Wednesday, December 22, 2010

The Book of All Things New

No one died last night. In all the city no one died. Oh, I know the victims of Jonathon and Sarah and Baylah died. But they were anonymous, evil souls. They contributed nothing.. Baylah calls them smoke people, good for starting fires and nothing else. But of the rest? No one. Death took a holiday. None of the desperately ill. None of the helpless victims of carelessly spread hospital infections. No domestic abuse victims. No wives. No husbands. No children. No grannies. And no misscarriages too. No one died in prison fights, or in car accidents , or out on the street. They talked about it on television. It was a first. Nothing like it had ever happened before. Why? Edith and her Pineys said nothing. The Red Paint folk, the Captain Jean
Luc Picard and Peekaboo Street look-a-likes said nothing. But they knew. Even Morticia and her couple of friends knew. They had pizza, all the mortals I mean. The two park service employees brought it in. We moved all the playthings of the elves and cherubs over to the side and opened up a great space. And they ate. And they talked. And they discussed things. They talked about how everybody expected a change last night. How everybody experienced an evening of mystery. They all wanted something. They all needed something. They all dreamed dreams. Maybe it was the force of a collective will that brought this all about? Maybe the magic was real? Maybe the collective will was the magic? But the Shaky Hand Man was not there. He was not among them. Yet he was still present. And he was angry. Now there were humans not in the city, but under it. And he set his sight upon them and stalked them like prey. The mole people, always keepers of their own counsel, stand seperate from the other living flesh and know little of events on the surface. But the Shaky Hand Man heard their hearts beating and he went down to them. He whispered in ears. He tormented them with hives and tickling, little itches. Words were spoken. Curses flew. Fights errupted and violence ruptured out from the void and into the hearts and fists and fingernails of the people. And the evil noise was great.
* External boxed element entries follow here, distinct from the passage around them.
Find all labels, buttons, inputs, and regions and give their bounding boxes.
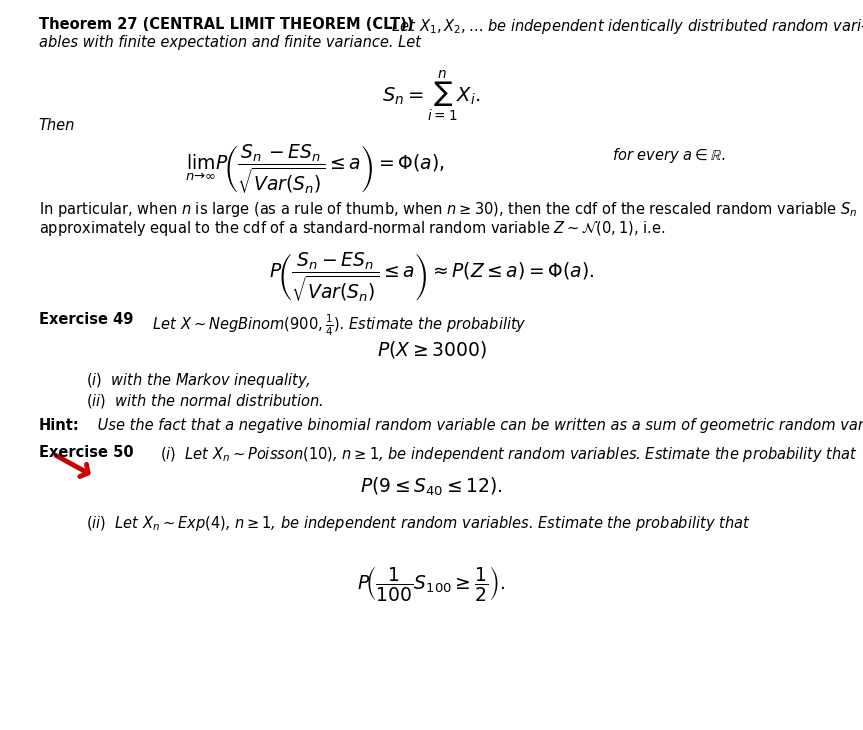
Text: Use the fact that a negative binomial random variable can be written as a sum of: Use the fact that a negative binomial ra…	[93, 418, 863, 433]
Text: $(i)$  Let $X_n \sim Poisson(10)$, $n \geq 1$, be independent random variables. : $(i)$ Let $X_n \sim Poisson(10)$, $n \ge…	[160, 445, 858, 464]
Text: $S_n = \sum_{i=1}^{n} X_i.$: $S_n = \sum_{i=1}^{n} X_i.$	[382, 69, 481, 124]
Text: for every $a \in \mathbb{R}.$: for every $a \in \mathbb{R}.$	[612, 146, 726, 165]
Text: ables with finite expectation and finite variance. Let: ables with finite expectation and finite…	[39, 35, 421, 50]
Text: Exercise 49: Exercise 49	[39, 312, 133, 328]
Text: $P\!\left(\dfrac{S_n - ES_n}{\sqrt{Var(S_n)}} \leq a\right) \approx P(Z \leq a) : $P\!\left(\dfrac{S_n - ES_n}{\sqrt{Var(S…	[268, 250, 595, 304]
Text: $(ii)$  Let $X_n \sim Exp(4)$, $n \geq 1$, be independent random variables. Esti: $(ii)$ Let $X_n \sim Exp(4)$, $n \geq 1$…	[86, 514, 751, 533]
Text: Let $X \sim NegBinom(900, \frac{1}{4})$. Estimate the probability: Let $X \sim NegBinom(900, \frac{1}{4})$.…	[148, 312, 527, 338]
Text: Hint:: Hint:	[39, 418, 79, 433]
Text: approximately equal to the cdf of a standard-normal random variable $Z \sim \mat: approximately equal to the cdf of a stan…	[39, 219, 665, 238]
Text: In particular, when $n$ is large (as a rule of thumb, when $n \geq 30$), then th: In particular, when $n$ is large (as a r…	[39, 200, 863, 219]
Text: $P(X \geq 3000)$: $P(X \geq 3000)$	[376, 339, 487, 361]
Text: $(i)$  with the Markov inequality,: $(i)$ with the Markov inequality,	[86, 371, 311, 390]
Text: $P\!\left(\dfrac{1}{100} S_{100} \geq \dfrac{1}{2}\right).$: $P\!\left(\dfrac{1}{100} S_{100} \geq \d…	[357, 564, 506, 602]
Text: $P(9 \leq S_{40} \leq 12).$: $P(9 \leq S_{40} \leq 12).$	[360, 476, 503, 499]
Text: Exercise 50: Exercise 50	[39, 445, 134, 461]
Text: $\lim_{n\to\infty} P\!\left(\dfrac{S_n - ES_n}{\sqrt{Var(S_n)}} \leq a\right) = : $\lim_{n\to\infty} P\!\left(\dfrac{S_n -…	[186, 142, 444, 196]
Text: Theorem 27 (CENTRAL LIMIT THEOREM (CLT)): Theorem 27 (CENTRAL LIMIT THEOREM (CLT))	[39, 17, 413, 32]
Text: $(ii)$  with the normal distribution.: $(ii)$ with the normal distribution.	[86, 392, 324, 410]
Text: Then: Then	[39, 118, 75, 134]
Text: Let $X_1, X_2, \ldots$ be independent identically distributed random vari-: Let $X_1, X_2, \ldots$ be independent id…	[387, 17, 863, 36]
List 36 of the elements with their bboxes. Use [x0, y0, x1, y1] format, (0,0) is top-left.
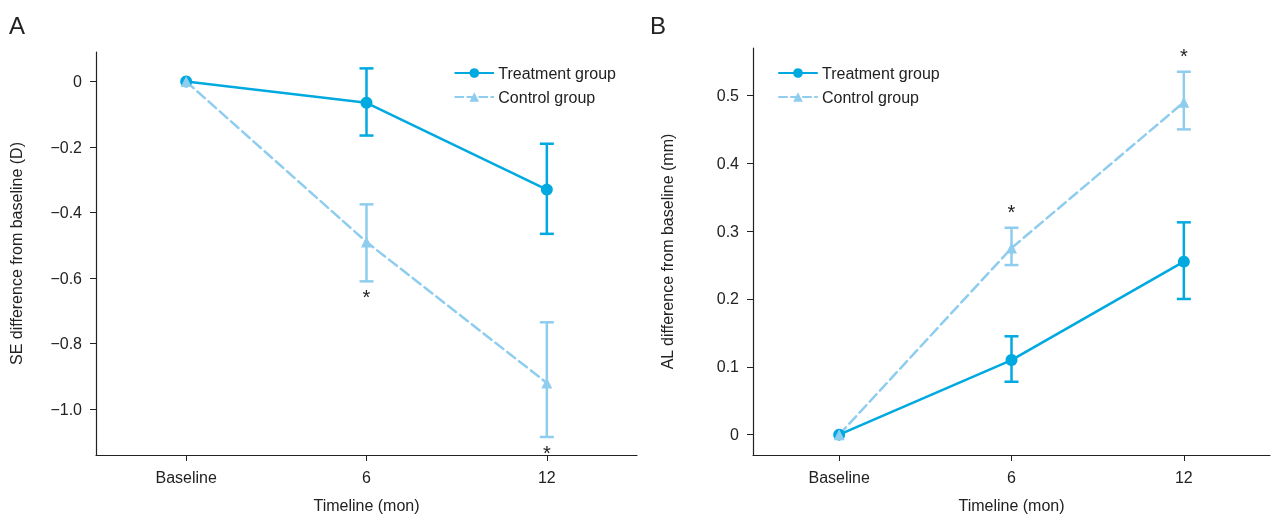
- point: [360, 96, 373, 109]
- point: [1177, 255, 1190, 268]
- y-tick-label: 0.4: [716, 154, 740, 172]
- y-tick-label: −1.0: [50, 400, 83, 418]
- y-tick-label: −0.4: [50, 204, 83, 222]
- x-tick-label: 12: [537, 468, 556, 486]
- annotation: *: [362, 286, 371, 309]
- y-tick-label: −0.2: [50, 138, 83, 156]
- y-axis-title: SE difference from baseline (D): [7, 142, 25, 365]
- x-tick-label: Baseline: [155, 468, 217, 486]
- legend-label: Control group: [498, 88, 596, 106]
- point: [1005, 354, 1018, 367]
- annotation: *: [1179, 44, 1188, 67]
- y-tick-label: 0.3: [716, 222, 740, 240]
- y-tick-label: 0: [730, 426, 740, 444]
- x-tick-label: 6: [1007, 468, 1017, 486]
- y-axis-title: AL difference from baseline (mm): [658, 133, 676, 370]
- y-tick-label: −0.8: [50, 335, 83, 353]
- legend-label: Control group: [822, 88, 920, 106]
- y-tick-label: 0.5: [716, 86, 740, 104]
- x-axis-title: Timeline (mon): [958, 496, 1065, 514]
- y-tick-label: −0.6: [50, 269, 83, 287]
- x-tick-label: 12: [1174, 468, 1193, 486]
- legend-label: Treatment group: [498, 64, 617, 82]
- y-tick-label: 0: [73, 72, 83, 90]
- y-tick-label: 0.1: [716, 358, 740, 376]
- point: [540, 183, 553, 196]
- x-tick-label: 6: [362, 468, 372, 486]
- x-axis-title: Timeline (mon): [313, 496, 420, 514]
- x-tick-label: Baseline: [808, 468, 870, 486]
- chart-title: A: [9, 11, 26, 39]
- y-tick-label: 0.2: [716, 290, 740, 308]
- legend-label: Treatment group: [822, 64, 940, 82]
- annotation: *: [1007, 200, 1016, 223]
- annotation: *: [542, 441, 551, 464]
- chart-title: B: [650, 11, 667, 39]
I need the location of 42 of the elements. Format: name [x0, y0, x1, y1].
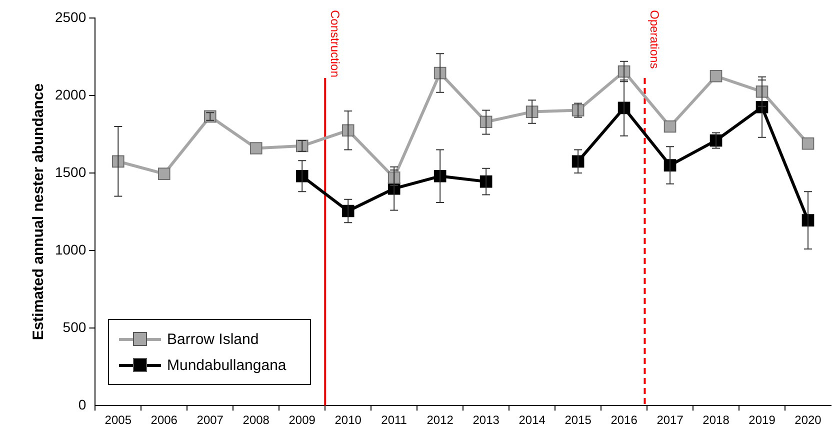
- point: [526, 106, 538, 118]
- x-tick-label: 2019: [748, 413, 776, 428]
- y-tick-label: 500: [62, 318, 86, 335]
- x-tick-label: 2013: [472, 413, 500, 428]
- point: [158, 168, 170, 180]
- ref-line-label: Operations: [647, 10, 662, 69]
- point: [480, 116, 492, 128]
- y-tick-label: 1500: [54, 164, 86, 180]
- point: [342, 124, 354, 137]
- x-tick-label: 2020: [794, 413, 822, 428]
- y-tick-label: 1000: [54, 241, 86, 258]
- point: [112, 155, 124, 168]
- point: [388, 172, 400, 184]
- x-tick-label: 2007: [196, 413, 224, 428]
- point: [250, 142, 262, 154]
- x-tick-label: 2018: [702, 413, 730, 428]
- point: [664, 159, 676, 172]
- ref-line-label: Construction: [328, 10, 342, 78]
- y-tick-label: 2500: [54, 8, 86, 25]
- point: [756, 85, 768, 98]
- point: [710, 70, 722, 82]
- x-tick-label: 2005: [104, 413, 132, 428]
- y-tick-label: 2000: [54, 86, 86, 102]
- x-tick-label: 2012: [426, 413, 454, 428]
- x-tick-label: 2006: [150, 413, 178, 428]
- x-tick-label: 2015: [564, 413, 592, 428]
- x-tick-label: 2017: [656, 413, 684, 428]
- point: [664, 120, 676, 133]
- point: [342, 204, 354, 218]
- point: [802, 137, 814, 150]
- x-tick-label: 2009: [288, 413, 316, 428]
- legend-label: Mundabullangana: [167, 356, 286, 374]
- x-tick-label: 2014: [518, 413, 546, 428]
- x-tick-label: 2016: [610, 413, 638, 428]
- point: [434, 170, 446, 182]
- point: [296, 170, 308, 182]
- x-tick-label: 2011: [381, 413, 408, 428]
- y-axis-title: Estimated annual nester abundance: [30, 83, 48, 340]
- x-tick-label: 2010: [334, 413, 362, 428]
- y-tick-label: 0: [78, 396, 86, 412]
- legend-label: Barrow Island: [167, 330, 259, 348]
- x-tick-label: 2008: [242, 413, 270, 428]
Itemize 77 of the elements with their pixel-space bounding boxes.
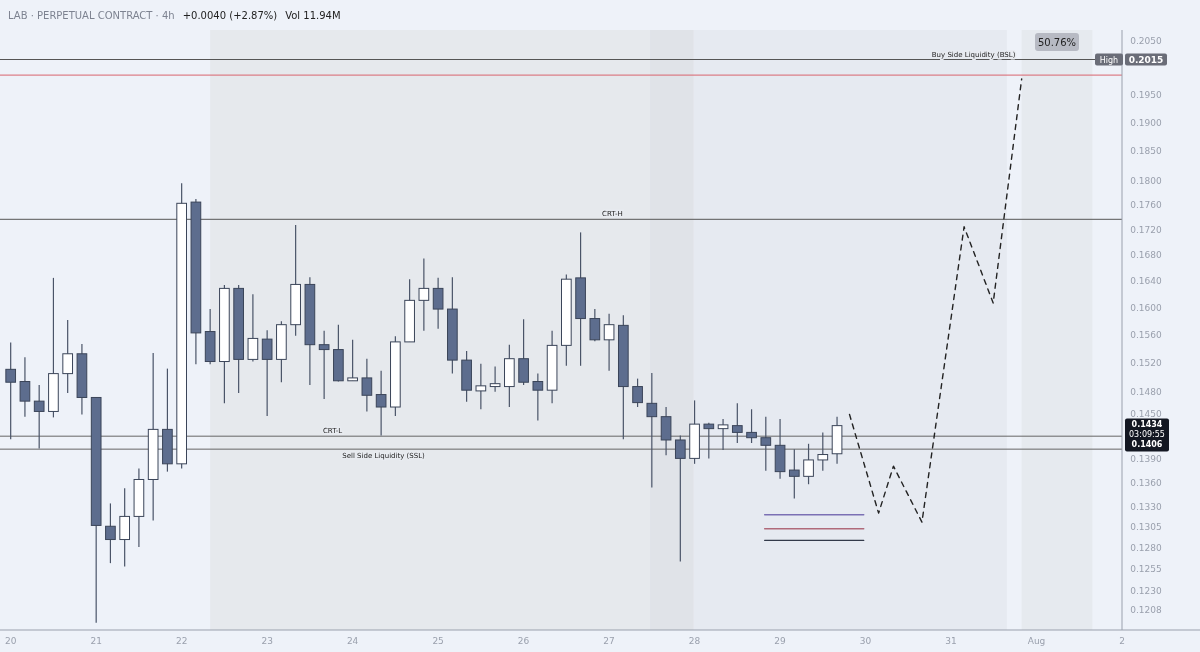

But when the sun rose up above, when the surface world was bathed in light, it was over and the evil noise stopped. The mole people will never forget that night. They cried. They prayed. They promised it would never happen again. And Annie? How was she effected by all this? Well, as far as I, Zebulon, can tell, not at all. The Old Woman (that raw  boned, virago) kept vigil over her. They drew pictures with black crayons and bit the heads off three dozen Christmas, gingerbread man cookies. They spit in a bottle of apple juice and put it back into the refrigerator. The Shaky Hand Man left something inside of her, some minute vestige of his perfect corruption. A grain. A shard. A malignant particle broken off from the whole. It's lodged within her heart. Deep, deep, deep into the muscle, where it may grow, as she grows. Or then again, maybe it will not.